Tony: Do you get much time to see the places you visit on tour?

Bob: Yeah we get to see… today it’s different in Norwich because we are four miles from anything in the university. You’ve got lovely walkways and trees! Some days are better than others, when we were in Vienne we were like a train stop away from the centre of one of the most amazing cities in the world so nothing stops us from getting out and touring around.

Tony: Do you get recognised in the street?

Bob: Naw! (laughs) Once in a great, great while.  Dave probably much more than the rest of us because he’s such a focal point on stage for everyone.  And everyone thinks I’m taller because I’m like four feet above them so when I’m just walking around.. you know I’ve been in our crowd not wearing a waistcoat and tie and nobody has any idea. 

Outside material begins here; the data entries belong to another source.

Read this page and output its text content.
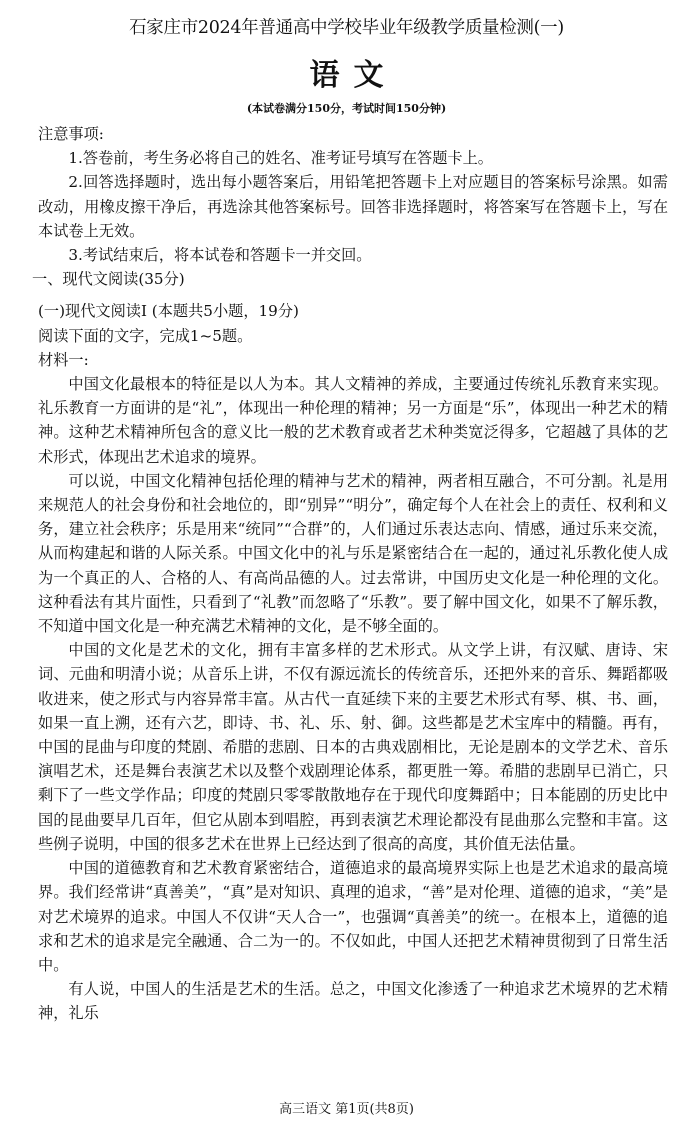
石家庄市2024年普通高中学校毕业年级教学质量检测(一)
语文
(本试卷满分150分，考试时间150分钟)

注意事项:

1.答卷前，考生务必将自己的姓名、准考证号填写在答题卡上。

2.回答选择题时，选出每小题答案后，用铅笔把答题卡上对应题目的答案标号涂黑。如需改动，用橡皮擦干净后，再选涂其他答案标号。回答非选择题时，将答案写在答题卡上，写在本试卷上无效。

3.考试结束后，将本试卷和答题卡一并交回。

一、现代文阅读(35分)

(一)现代文阅读Ⅰ (本题共5小题，19分)

阅读下面的文字，完成1~5题。

材料一:

中国文化最根本的特征是以人为本。其人文精神的养成，主要通过传统礼乐教育来实现。礼乐教育一方面讲的是“礼”，体现出一种伦理的精神；另一方面是“乐”，体现出一种艺术的精神。这种艺术精神所包含的意义比一般的艺术教育或者艺术种类宽泛得多，它超越了具体的艺术形式，体现出艺术追求的境界。

可以说，中国文化精神包括伦理的精神与艺术的精神，两者相互融合，不可分割。礼是用来规范人的社会身份和社会地位的，即“别异”“明分”，确定每个人在社会上的责任、权利和义务，建立社会秩序；乐是用来“统同”“合群”的，人们通过乐表达志向、情感，通过乐来交流，从而构建起和谐的人际关系。中国文化中的礼与乐是紧密结合在一起的，通过礼乐教化使人成为一个真正的人、合格的人、有高尚品德的人。过去常讲，中国历史文化是一种伦理的文化。这种看法有其片面性，只看到了“礼教”而忽略了“乐教”。要了解中国文化，如果不了解乐教，不知道中国文化是一种充满艺术精神的文化，是不够全面的。

中国的文化是艺术的文化，拥有丰富多样的艺术形式。从文学上讲，有汉赋、唐诗、宋词、元曲和明清小说；从音乐上讲，不仅有源远流长的传统音乐，还把外来的音乐、舞蹈都吸收进来，使之形式与内容异常丰富。从古代一直延续下来的主要艺术形式有琴、棋、书、画，如果一直上溯，还有六艺，即诗、书、礼、乐、射、御。这些都是艺术宝库中的精髓。再有，中国的昆曲与印度的梵剧、希腊的悲剧、日本的古典戏剧相比，无论是剧本的文学艺术、音乐演唱艺术，还是舞台表演艺术以及整个戏剧理论体系，都更胜一筹。希腊的悲剧早已消亡，只剩下了一些文学作品；印度的梵剧只零零散散地存在于现代印度舞蹈中；日本能剧的历史比中国的昆曲要早几百年，但它从剧本到唱腔，再到表演艺术理论都没有昆曲那么完整和丰富。这些例子说明，中国的很多艺术在世界上已经达到了很高的高度，其价值无法估量。

中国的道德教育和艺术教育紧密结合，道德追求的最高境界实际上也是艺术追求的最高境界。我们经常讲“真善美”，“真”是对知识、真理的追求，“善”是对伦理、道德的追求，“美”是对艺术境界的追求。中国人不仅讲“天人合一”，也强调“真善美”的统一。在根本上，道德的追求和艺术的追求是完全融通、合二为一的。不仅如此，中国人还把艺术精神贯彻到了日常生活中。

有人说，中国人的生活是艺术的生活。总之，中国文化渗透了一种追求艺术境界的艺术精神，礼乐

高三语文 第1页(共8页)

I’ll go and watch the opening bands at our shows and I have no problem with somebody wanting to shake hands, take a picture but it would be troublesome if like Jennifer Aniston or Brad Pitt trying to eat dinner in a Chinese restaurant four thousand miles from you home and people are going click, click, click.

Tony: I could sit here all evening talking to you Bob; it has been a genuine pleasure.  Thank you very much for taking time out to talk to Grapevine Magazine.


Tony Bell is a professional photographer and enjoys working with Grapevine (he says!).